The vision of Joey fades and she is playing for Mr. Moore, but his chest is expanding, his face reddening from inhaling for her without exhaling into a flute. She plays on, weaving through the andante. Mr. Moore’s face is purple now, but still she plays on, bewitched by the sound she’s making—until he turns blue and keels over. She drops her flute and runs downstairs. In the refrigerator are two bottles of her father’s beer. She uncaps them both and downs the first, not thinking how she’ll replace them. The taste is nasty, but she doesn’t care. She’s after the drowsy, calm effect she’s seen on her dad, the way he cares less with each beer as a Reds game wears on. She holds her nose to down the second bottle. She takes the bottles out to the garbage can, not quite able to be as quiet as she’d like to be, though nothing like calm has come over her yet. She buries them deep in a green plastic bag. Her mother is nowhere in sight. The backyard is empty.

Their two-story Victorian rises behind her like an empty tomb. She wonders where her mother is, why her father is gone on a Saturday. The company of a caterpillar isn’t enough. The spring inside her chest begins to tighten. Her breath comes in spurts. She can’t go inside. It’s better to fly apart in the wide world, where she’ll bounce off the soft blue of the sky’s dome. She heads down the driveway, one step, then the next. She’ll keep walking, forever if she has to. It’s the one thing she’s certain she can do.

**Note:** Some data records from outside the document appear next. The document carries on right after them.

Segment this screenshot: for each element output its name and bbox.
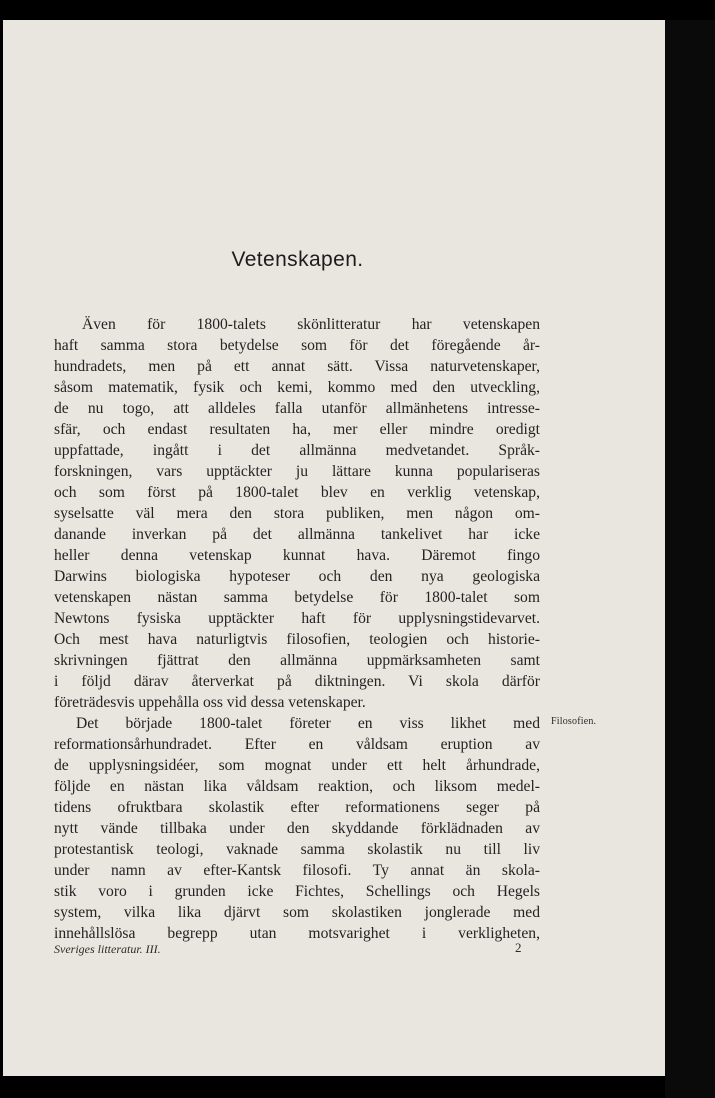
book-page bbox=[3, 20, 665, 1076]
text-line: system, vilka lika djärvt som skolastiken jonglerade med bbox=[54, 904, 540, 921]
page-edge bbox=[665, 20, 715, 1098]
text-line: sfär, och endast resultaten ha, mer eller mindre oredigt bbox=[54, 421, 540, 438]
text-line: i följd därav återverkat på diktningen. Vi skola därför bbox=[54, 673, 540, 690]
margin-note: Filosofien. bbox=[551, 716, 597, 727]
text-line: innehållslösa begrepp utan motsvarighet i verkligheten, bbox=[54, 925, 540, 942]
text-line: följde en nästan lika våldsam reaktion, och liksom medel- bbox=[54, 778, 540, 795]
text-line: och som först på 1800-talet blev en verklig vetenskap, bbox=[54, 484, 540, 501]
text-line: heller denna vetenskap kunnat hava. Däremot fingo bbox=[54, 547, 540, 564]
text-line: Det började 1800-talet företer en viss likhet med bbox=[76, 715, 540, 732]
text-line: uppfattade, ingått i det allmänna medvetandet. Språk- bbox=[54, 442, 540, 459]
text-line: skrivningen fjättrat den allmänna uppmärksamheten samt bbox=[54, 652, 540, 669]
text-line: såsom matematik, fysik och kemi, kommo med den utveckling, bbox=[54, 379, 540, 396]
text-line: Darwins biologiska hypoteser och den nya geologiska bbox=[54, 568, 540, 585]
chapter-heading: Vetenskapen. bbox=[231, 248, 364, 271]
text-line: Newtons fysiska upptäckter haft för upplysningstidevarvet. bbox=[54, 610, 540, 627]
text-line: stik voro i grunden icke Fichtes, Schellings och Hegels bbox=[54, 883, 540, 900]
text-line: Och mest hava naturligtvis filosofien, teologien och historie- bbox=[54, 631, 540, 648]
text-line: nytt vände tillbaka under den skyddande förklädnaden av bbox=[54, 820, 540, 837]
text-line: reformationsårhundradet. Efter en våldsam eruption av bbox=[54, 736, 540, 753]
text-line: protestantisk teologi, vaknade samma skolastik nu till liv bbox=[54, 841, 540, 858]
text-line: danande inverkan på det allmänna tankelivet har icke bbox=[54, 526, 540, 543]
text-line: under namn av efter-Kantsk filosofi. Ty annat än skola- bbox=[54, 862, 540, 879]
text-line: hundradets, men på ett annat sätt. Vissa naturvetenskaper, bbox=[54, 358, 540, 375]
signature-mark: Sveriges litteratur. III. bbox=[54, 942, 161, 956]
text-line: Även för 1800-talets skönlitteratur har vetenskapen bbox=[82, 316, 540, 333]
text-line: syselsatte väl mera den stora publiken, men någon om- bbox=[54, 505, 540, 522]
text-line: forskningen, vars upptäckter ju lättare kunna populariseras bbox=[54, 463, 540, 480]
text-line: vetenskapen nästan samma betydelse för 1800-talet som bbox=[54, 589, 540, 606]
body-text bbox=[54, 314, 540, 944]
sheet-number: 2 bbox=[515, 940, 522, 955]
text-line: de nu togo, att alldeles falla utanför allmänhetens intresse- bbox=[54, 400, 540, 417]
text-line: de upplysningsidéer, som mognat under ett helt århundrade, bbox=[54, 757, 540, 774]
text-line: tidens ofruktbara skolastik efter reformationens seger på bbox=[54, 799, 540, 816]
text-line: haft samma stora betydelse som för det föregående år- bbox=[54, 337, 540, 354]
text-line: företrädesvis uppehålla oss vid dessa vetenskaper. bbox=[54, 694, 366, 711]
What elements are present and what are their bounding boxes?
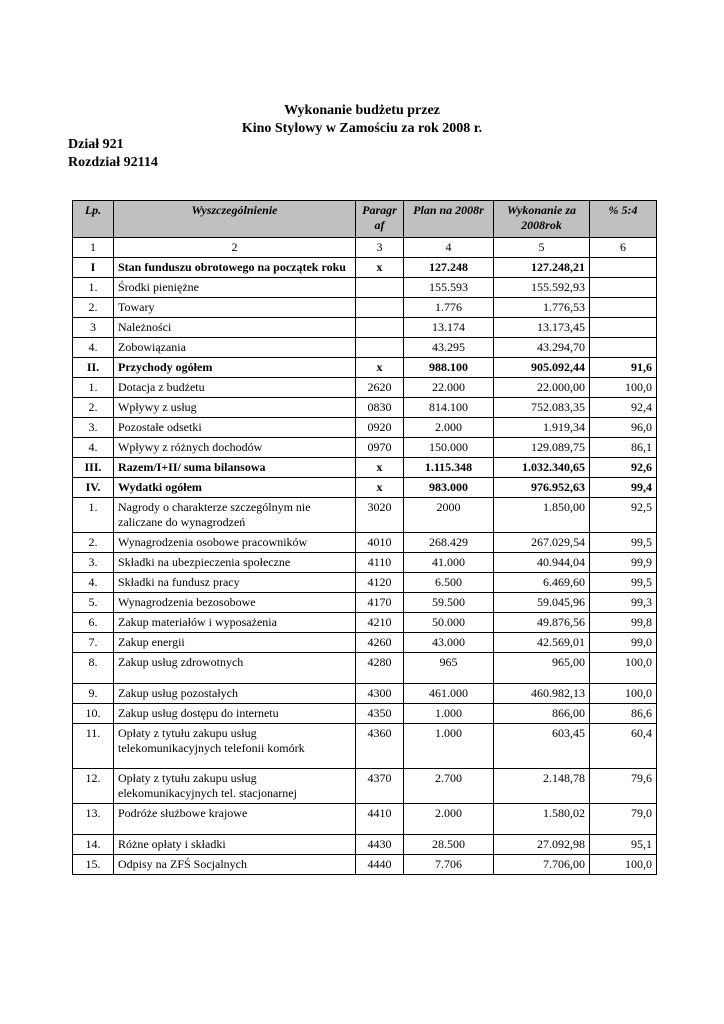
col-number: 3 xyxy=(356,238,404,258)
row-description: Zakup materiałów i wyposażenia xyxy=(114,613,356,633)
row-lp: 1. xyxy=(73,378,114,398)
row-plan: 2.000 xyxy=(404,418,494,438)
row-percent xyxy=(590,338,657,358)
row-lp: 6. xyxy=(73,613,114,633)
table-row xyxy=(73,478,657,498)
row-paragraf: 0920 xyxy=(356,418,404,438)
row-plan: 50.000 xyxy=(404,613,494,633)
row-paragraf: 4360 xyxy=(356,724,404,769)
row-lp: 3. xyxy=(73,553,114,573)
row-paragraf: x xyxy=(356,258,404,278)
row-wykonanie: 49.876,56 xyxy=(494,613,590,633)
row-lp: 4. xyxy=(73,438,114,458)
row-description: Wydatki ogółem xyxy=(114,478,356,498)
header-lp: Lp. xyxy=(73,201,114,238)
table-row xyxy=(73,258,657,278)
table-row xyxy=(73,684,657,704)
column-number-row xyxy=(73,238,657,258)
row-percent xyxy=(590,318,657,338)
row-wykonanie: 267.029,54 xyxy=(494,533,590,553)
rozdzial-label: Rozdział 92114 xyxy=(68,155,158,170)
row-plan: 983.000 xyxy=(404,478,494,498)
row-paragraf: x xyxy=(356,358,404,378)
row-lp: 3. xyxy=(73,418,114,438)
row-description: Odpisy na ZFŚ Socjalnych xyxy=(114,855,356,875)
row-lp: 12. xyxy=(73,769,114,804)
row-wykonanie: 6.469,60 xyxy=(494,573,590,593)
row-wykonanie: 129.089,75 xyxy=(494,438,590,458)
row-percent: 86,6 xyxy=(590,704,657,724)
row-lp: 7. xyxy=(73,633,114,653)
row-percent: 79,6 xyxy=(590,769,657,804)
row-wykonanie: 976.952,63 xyxy=(494,478,590,498)
row-wykonanie: 42.569,01 xyxy=(494,633,590,653)
row-wykonanie: 866,00 xyxy=(494,704,590,724)
row-paragraf: 4210 xyxy=(356,613,404,633)
budget-table xyxy=(72,200,657,875)
row-plan: 1.776 xyxy=(404,298,494,318)
row-lp: 5. xyxy=(73,593,114,613)
row-paragraf: 4430 xyxy=(356,835,404,855)
table-row xyxy=(73,318,657,338)
row-plan: 2.000 xyxy=(404,804,494,835)
table-row xyxy=(73,533,657,553)
row-percent: 92,6 xyxy=(590,458,657,478)
row-description: Składki na ubezpieczenia społeczne xyxy=(114,553,356,573)
header-row xyxy=(73,201,657,238)
table-row xyxy=(73,704,657,724)
row-lp: 11. xyxy=(73,724,114,769)
row-lp: 3 xyxy=(73,318,114,338)
table-row xyxy=(73,769,657,804)
table-row xyxy=(73,724,657,769)
row-description: Towary xyxy=(114,298,356,318)
row-paragraf: 4170 xyxy=(356,593,404,613)
row-percent: 60,4 xyxy=(590,724,657,769)
row-description: Wpływy z usług xyxy=(114,398,356,418)
row-plan: 1.115.348 xyxy=(404,458,494,478)
table-row xyxy=(73,358,657,378)
row-percent xyxy=(590,258,657,278)
row-wykonanie: 1.580,02 xyxy=(494,804,590,835)
row-description: Zakup usług pozostałych xyxy=(114,684,356,704)
row-wykonanie: 1.919,34 xyxy=(494,418,590,438)
row-lp: 1. xyxy=(73,278,114,298)
row-wykonanie: 1.776,53 xyxy=(494,298,590,318)
row-wykonanie: 905.092,44 xyxy=(494,358,590,378)
header-plan: Plan na 2008r xyxy=(404,201,494,238)
row-plan: 43.000 xyxy=(404,633,494,653)
row-paragraf: 4370 xyxy=(356,769,404,804)
row-percent: 100,0 xyxy=(590,378,657,398)
row-paragraf: 4280 xyxy=(356,653,404,684)
row-plan: 127.248 xyxy=(404,258,494,278)
row-description: Należności xyxy=(114,318,356,338)
row-wykonanie: 40.944,04 xyxy=(494,553,590,573)
row-percent: 92,5 xyxy=(590,498,657,533)
row-description: Zobowiązania xyxy=(114,338,356,358)
row-plan: 22.000 xyxy=(404,378,494,398)
row-lp: II. xyxy=(73,358,114,378)
dzial-label: Dział 921 xyxy=(68,137,124,152)
row-wykonanie: 603,45 xyxy=(494,724,590,769)
row-percent: 99,0 xyxy=(590,633,657,653)
row-plan: 2000 xyxy=(404,498,494,533)
table-row xyxy=(73,338,657,358)
row-percent xyxy=(590,278,657,298)
row-percent: 91,6 xyxy=(590,358,657,378)
row-percent: 99,5 xyxy=(590,573,657,593)
row-description: Składki na fundusz pracy xyxy=(114,573,356,593)
row-description: Stan funduszu obrotowego na początek roku xyxy=(114,258,356,278)
row-paragraf: 4010 xyxy=(356,533,404,553)
row-plan: 965 xyxy=(404,653,494,684)
row-plan: 6.500 xyxy=(404,573,494,593)
row-percent: 99,8 xyxy=(590,613,657,633)
table-row xyxy=(73,593,657,613)
row-lp: 13. xyxy=(73,804,114,835)
row-description: Nagrody o charakterze szczególnym nie zaliczane do wynagrodzeń xyxy=(114,498,356,533)
row-description: Razem/I+II/ suma bilansowa xyxy=(114,458,356,478)
row-percent: 99,9 xyxy=(590,553,657,573)
row-plan: 7.706 xyxy=(404,855,494,875)
row-plan: 59.500 xyxy=(404,593,494,613)
table-row xyxy=(73,573,657,593)
row-paragraf: 4440 xyxy=(356,855,404,875)
header-wykonanie: Wykonanie za 2008rok xyxy=(494,201,590,238)
table-row xyxy=(73,438,657,458)
row-description: Przychody ogółem xyxy=(114,358,356,378)
document-title-line2: Kino Stylowy w Zamościu za rok 2008 r. xyxy=(241,121,483,136)
row-plan: 43.295 xyxy=(404,338,494,358)
row-percent: 99,3 xyxy=(590,593,657,613)
row-plan: 1.000 xyxy=(404,724,494,769)
row-paragraf: x xyxy=(356,458,404,478)
row-description: Zakup usług zdrowotnych xyxy=(114,653,356,684)
row-wykonanie: 2.148,78 xyxy=(494,769,590,804)
row-percent: 95,1 xyxy=(590,835,657,855)
col-number: 6 xyxy=(590,238,657,258)
row-plan: 814.100 xyxy=(404,398,494,418)
row-description: Wpływy z różnych dochodów xyxy=(114,438,356,458)
row-lp: 4. xyxy=(73,573,114,593)
row-lp: 2. xyxy=(73,533,114,553)
row-paragraf xyxy=(356,318,404,338)
row-paragraf: 4410 xyxy=(356,804,404,835)
row-plan: 1.000 xyxy=(404,704,494,724)
table-row xyxy=(73,298,657,318)
row-lp: IV. xyxy=(73,478,114,498)
row-lp: 4. xyxy=(73,338,114,358)
table-row xyxy=(73,378,657,398)
row-lp: 9. xyxy=(73,684,114,704)
table-row xyxy=(73,835,657,855)
row-description: Podróże służbowe krajowe xyxy=(114,804,356,835)
row-wykonanie: 22.000,00 xyxy=(494,378,590,398)
row-paragraf xyxy=(356,298,404,318)
table-row xyxy=(73,653,657,684)
row-wykonanie: 59.045,96 xyxy=(494,593,590,613)
row-paragraf: 4120 xyxy=(356,573,404,593)
row-paragraf: 0970 xyxy=(356,438,404,458)
row-percent: 99,4 xyxy=(590,478,657,498)
row-lp: 2. xyxy=(73,398,114,418)
row-plan: 461.000 xyxy=(404,684,494,704)
row-lp: 1. xyxy=(73,498,114,533)
row-lp: 14. xyxy=(73,835,114,855)
row-plan: 28.500 xyxy=(404,835,494,855)
table-row xyxy=(73,418,657,438)
row-plan: 13.174 xyxy=(404,318,494,338)
row-description: Środki pieniężne xyxy=(114,278,356,298)
row-percent: 96,0 xyxy=(590,418,657,438)
row-wykonanie: 127.248,21 xyxy=(494,258,590,278)
table-row xyxy=(73,553,657,573)
row-paragraf: 4260 xyxy=(356,633,404,653)
row-description: Zakup usług dostępu do internetu xyxy=(114,704,356,724)
row-paragraf: 4300 xyxy=(356,684,404,704)
row-paragraf: 0830 xyxy=(356,398,404,418)
row-percent: 92,4 xyxy=(590,398,657,418)
row-plan: 988.100 xyxy=(404,358,494,378)
row-plan: 268.429 xyxy=(404,533,494,553)
row-percent: 79,0 xyxy=(590,804,657,835)
table-row xyxy=(73,804,657,835)
row-description: Opłaty z tytułu zakupu usług elekomunikacyjnych tel. stacjonarnej xyxy=(114,769,356,804)
table-row xyxy=(73,498,657,533)
header-paragraf: Paragr af xyxy=(356,201,404,238)
col-number: 4 xyxy=(404,238,494,258)
row-wykonanie: 155.592,93 xyxy=(494,278,590,298)
col-number: 5 xyxy=(494,238,590,258)
row-wykonanie: 1.850,00 xyxy=(494,498,590,533)
row-percent: 100,0 xyxy=(590,684,657,704)
row-lp: 8. xyxy=(73,653,114,684)
row-description: Różne opłaty i składki xyxy=(114,835,356,855)
row-lp: I xyxy=(73,258,114,278)
row-plan: 150.000 xyxy=(404,438,494,458)
row-plan: 2.700 xyxy=(404,769,494,804)
row-plan: 155.593 xyxy=(404,278,494,298)
row-lp: 10. xyxy=(73,704,114,724)
table-row xyxy=(73,398,657,418)
row-wykonanie: 965,00 xyxy=(494,653,590,684)
row-paragraf: x xyxy=(356,478,404,498)
row-lp: III. xyxy=(73,458,114,478)
col-number: 1 xyxy=(73,238,114,258)
row-wykonanie: 752.083,35 xyxy=(494,398,590,418)
row-percent: 100,0 xyxy=(590,855,657,875)
row-description: Wynagrodzenia osobowe pracowników xyxy=(114,533,356,553)
row-wykonanie: 460.982,13 xyxy=(494,684,590,704)
row-wykonanie: 13.173,45 xyxy=(494,318,590,338)
row-wykonanie: 27.092,98 xyxy=(494,835,590,855)
row-lp: 15. xyxy=(73,855,114,875)
row-wykonanie: 43.294,70 xyxy=(494,338,590,358)
row-description: Wynagrodzenia bezosobowe xyxy=(114,593,356,613)
header-wyszczegolnienie: Wyszczególnienie xyxy=(114,201,356,238)
row-percent xyxy=(590,298,657,318)
row-percent: 100,0 xyxy=(590,653,657,684)
row-wykonanie: 1.032.340,65 xyxy=(494,458,590,478)
col-number: 2 xyxy=(114,238,356,258)
row-paragraf xyxy=(356,338,404,358)
row-description: Dotacja z budżetu xyxy=(114,378,356,398)
row-paragraf: 3020 xyxy=(356,498,404,533)
row-description: Pozostałe odsetki xyxy=(114,418,356,438)
row-percent: 86,1 xyxy=(590,438,657,458)
row-description: Zakup energii xyxy=(114,633,356,653)
row-percent: 99,5 xyxy=(590,533,657,553)
table-row xyxy=(73,633,657,653)
table-row xyxy=(73,278,657,298)
row-paragraf: 4110 xyxy=(356,553,404,573)
row-wykonanie: 7.706,00 xyxy=(494,855,590,875)
row-lp: 2. xyxy=(73,298,114,318)
table-row xyxy=(73,855,657,875)
table-row xyxy=(73,458,657,478)
row-description: Opłaty z tytułu zakupu usług telekomunikacyjnych telefonii komórk xyxy=(114,724,356,769)
row-paragraf xyxy=(356,278,404,298)
document-title-line1: Wykonanie budżetu przez xyxy=(284,103,440,118)
row-plan: 41.000 xyxy=(404,553,494,573)
row-paragraf: 2620 xyxy=(356,378,404,398)
row-paragraf: 4350 xyxy=(356,704,404,724)
table-row xyxy=(73,613,657,633)
header-percent: % 5:4 xyxy=(590,201,657,238)
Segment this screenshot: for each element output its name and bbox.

Walking helps. She focuses on her breathing. Inhale one, two, three, four; exhale one, two, three, four, walking and breathing in 4/4 time. She changes to 3/4, bending her knee on the accented first beat and then taking the next two counts of the measure on her tiptoes. She sings a polonaise and is surprised at the end to find herself in town. In front of the movie theater, a long-haired boy leans up against the brick, a boy she can’t remember seeing before. He’s watching her with a blurry, bemused expression, one thumb hooked in the waist of his beltless jeans. His mouth curves up in a lazy grin.